Sükûnet…

Yüreğimiz daha çok yanacak; içimiz kan ağlayacak, analar karalar bağlamaya devam edecek, millet olarak topyekûn yas tutacağız.

Fidanlarımız toprağın kara bağrına düşecek; geriden gelenler bir an olsun tereddüt etmeden, anlık ta olsa gözünü kırpmadan ateşin ortasına girecek.

Evladını hayata hazırlayanlar bir gün bile ye’se düşmeyecek; herkes çocuğunu önce vatan için hazırladığını unutmayacak.

Kimse vatan olmanın, bayrak altında yaşamanın bedelsiz olduğunu düşünme gafletine düşmeyecek; herkes tek gözü açık uyumaya devam edecek.

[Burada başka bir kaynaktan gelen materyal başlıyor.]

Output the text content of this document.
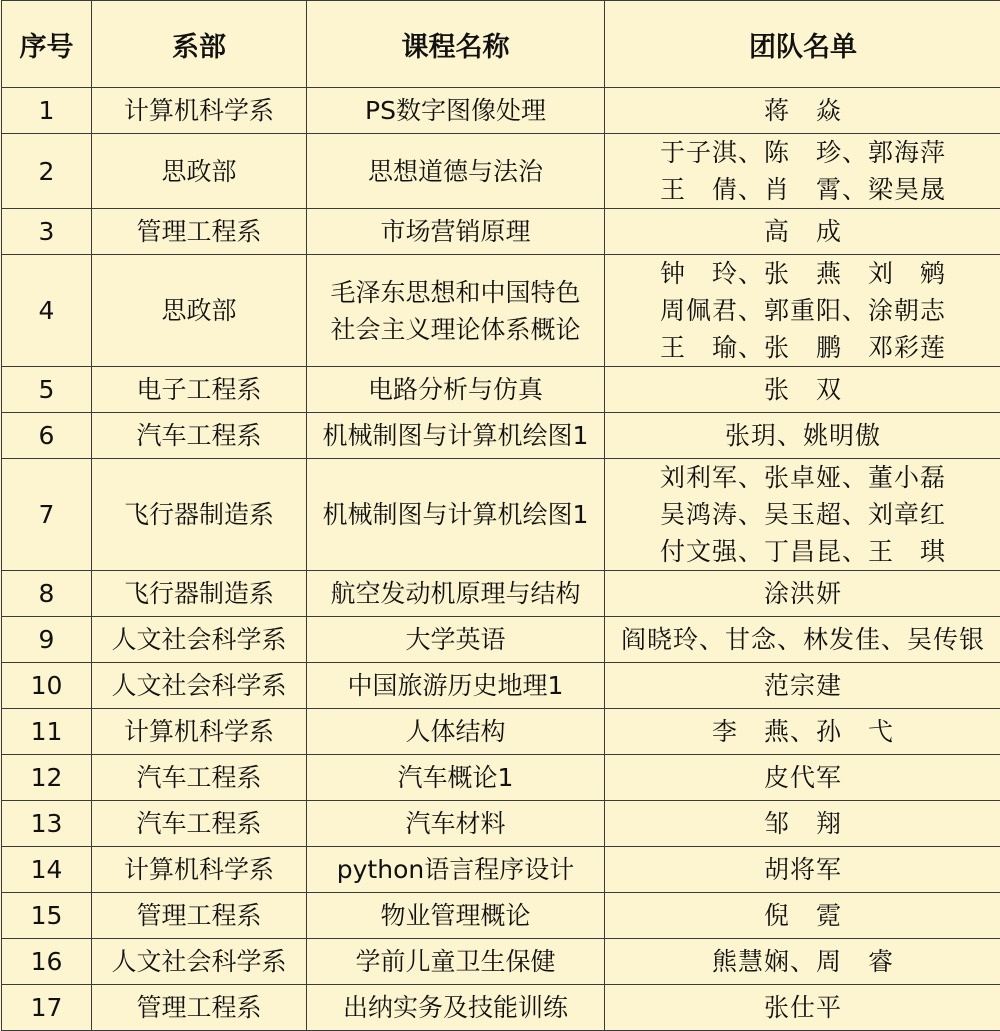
序号	系部	课程名称	团队名单
1	计算机科学系	PS数字图像处理	蒋　焱

2	思政部	思想道德与法治	于子淇、陈　珍、郭海萍
王　倩、肖　霄、梁昊晟

3	管理工程系	市场营销原理	高　成

4	思政部	毛泽东思想和中国特色
社会主义理论体系概论	钟　玲、张　燕　刘　鹓
周佩君、郭重阳、涂朝志
王　瑜、张　鹏　邓彩莲

5	电子工程系	电路分析与仿真	张　双

6	汽车工程系	机械制图与计算机绘图1	张玥、姚明傲

7	飞行器制造系	机械制图与计算机绘图1	刘利军、张卓娅、董小磊
吴鸿涛、吴玉超、刘章红
付文强、丁昌昆、王　琪

8	飞行器制造系	航空发动机原理与结构	涂洪妍

9	人文社会科学系	大学英语	阎晓玲、甘念、林发佳、吴传银

10	人文社会科学系	中国旅游历史地理1	范宗建

11	计算机科学系	人体结构	李　燕、孙　弋

12	汽车工程系	汽车概论1	皮代军

13	汽车工程系	汽车材料	邹　翔

14	计算机科学系	python语言程序设计	胡将军

15	管理工程系	物业管理概论	倪　霓

16	人文社会科学系	学前儿童卫生保健	熊慧娴、周　睿

17	管理工程系	出纳实务及技能训练	张仕平
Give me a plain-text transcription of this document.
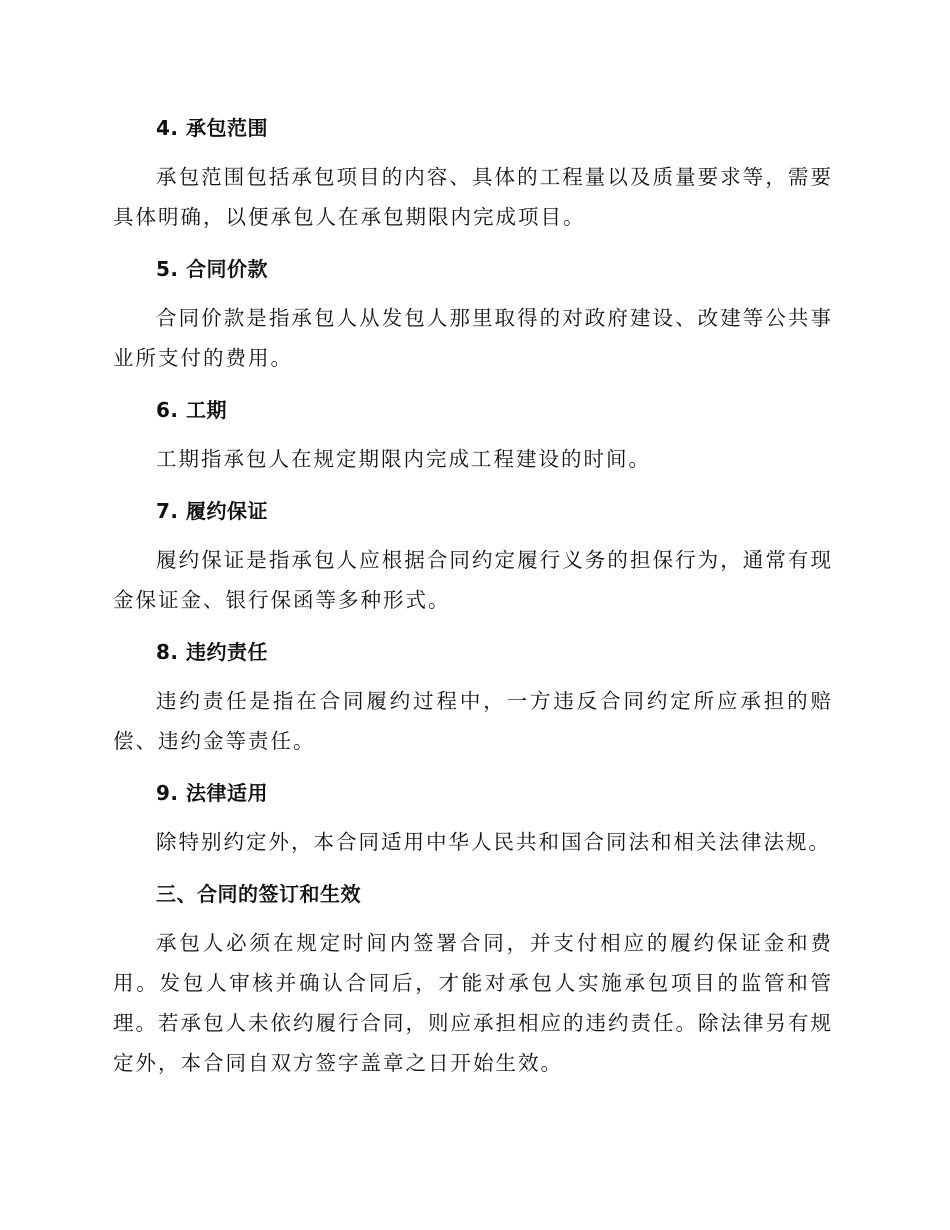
4. 承包范围

承包范围包括承包项目的内容、具体的工程量以及质量要求等，需要具体明确，以便承包人在承包期限内完成项目。

5. 合同价款

合同价款是指承包人从发包人那里取得的对政府建设、改建等公共事业所支付的费用。

6. 工期

工期指承包人在规定期限内完成工程建设的时间。

7. 履约保证

履约保证是指承包人应根据合同约定履行义务的担保行为，通常有现金保证金、银行保函等多种形式。

8. 违约责任

违约责任是指在合同履约过程中，一方违反合同约定所应承担的赔偿、违约金等责任。

9. 法律适用

除特别约定外，本合同适用中华人民共和国合同法和相关法律法规。

三、合同的签订和生效

承包人必须在规定时间内签署合同，并支付相应的履约保证金和费用。发包人审核并确认合同后，才能对承包人实施承包项目的监管和管理。若承包人未依约履行合同，则应承担相应的违约责任。除法律另有规定外，本合同自双方签字盖章之日开始生效。
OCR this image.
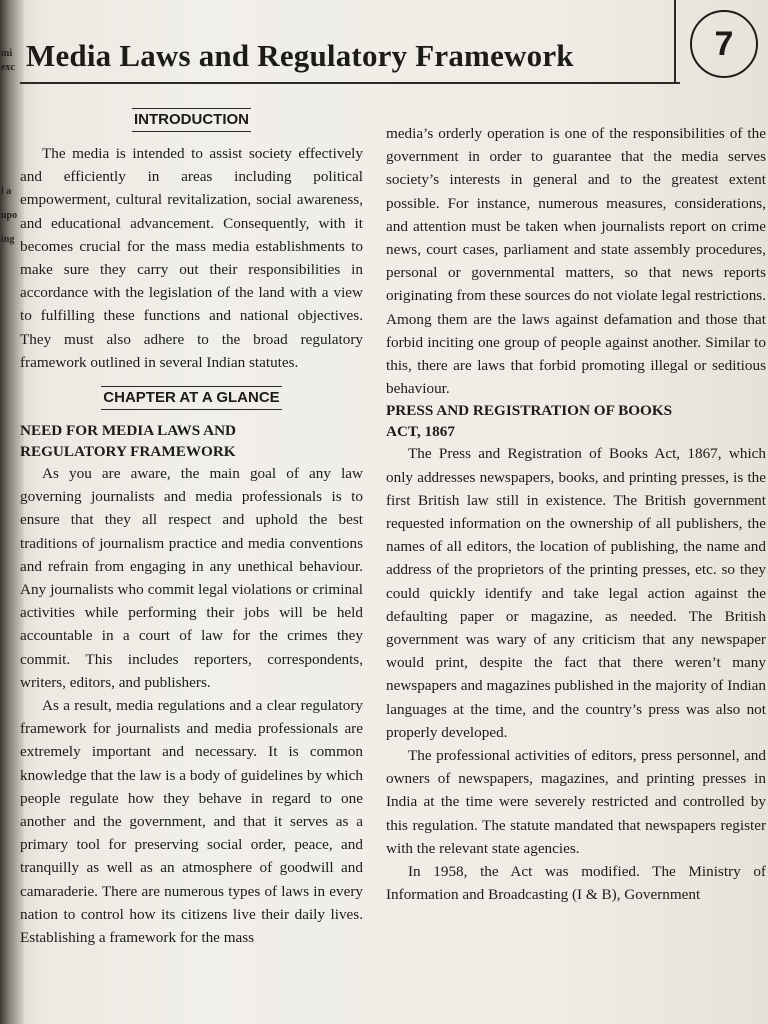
mi
exc
l a
npo
ing
Media Laws and Regulatory Framework	7
INTRODUCTION

The media is intended to assist society effectively and efficiently in areas including political empowerment, cultural revitalization, social awareness, and educational advancement. Consequently, with it becomes crucial for the mass media establishments to make sure they carry out their responsibilities in accordance with the legislation of the land with a view to fulfilling these functions and national objectives. They must also adhere to the broad regulatory framework outlined in several Indian statutes.

CHAPTER AT A GLANCE

NEED FOR MEDIA LAWS AND

REGULATORY FRAMEWORK

As you are aware, the main goal of any law governing journalists and media professionals is to ensure that they all respect and uphold the best traditions of journalism practice and media conventions and refrain from engaging in any unethical behaviour. Any journalists who commit legal violations or criminal activities while performing their jobs will be held accountable in a court of law for the crimes they commit. This includes reporters, correspondents, writers, editors, and publishers.

As a result, media regulations and a clear regulatory framework for journalists and media professionals are extremely important and necessary. It is common knowledge that the law is a body of guidelines by which people regulate how they behave in regard to one another and the government, and that it serves as a primary tool for preserving social order, peace, and tranquilly as well as an atmosphere of goodwill and camaraderie. There are numerous types of laws in every nation to control how its citizens live their daily lives. Establishing a framework for the mass

media’s orderly operation is one of the responsibilities of the government in order to guarantee that the media serves society’s interests in general and to the greatest extent possible. For instance, numerous measures, considerations, and attention must be taken when journalists report on crime news, court cases, parliament and state assembly procedures, personal or governmental matters, so that news reports originating from these sources do not violate legal restrictions. Among them are the laws against defamation and those that forbid inciting one group of people against another. Similar to this, there are laws that forbid promoting illegal or seditious behaviour.

PRESS AND REGISTRATION OF BOOKS

ACT, 1867

The Press and Registration of Books Act, 1867, which only addresses newspapers, books, and printing presses, is the first British law still in existence. The British government requested information on the ownership of all publishers, the names of all editors, the location of publishing, the name and address of the proprietors of the printing presses, etc. so they could quickly identify and take legal action against the defaulting paper or magazine, as needed. The British government was wary of any criticism that any newspaper would print, despite the fact that there weren’t many newspapers and magazines published in the majority of Indian languages at the time, and the country’s press was also not properly developed.

The professional activities of editors, press personnel, and owners of newspapers, magazines, and printing presses in India at the time were severely restricted and controlled by this regulation. The statute mandated that newspapers register with the relevant state agencies.

In 1958, the Act was modified. The Ministry of Information and Broadcasting (I & B), Government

Ne bir mesaj, ne bir karşı hamle, ne karşı tarafın geri adımı bizi rehavete sevk etmeyecek; herkes kimden nasıl ve ne zaman hesap soracağını bilecek.

Herkes gözyaşlarını dışına değil, içine akıtmaya devam edecek; kan kusanlar, kızılcık şerbeti içtik diyecek, gözyaşını dışa taşırmanın bile zaafa düşmek olduğunu kimse unutmayacak.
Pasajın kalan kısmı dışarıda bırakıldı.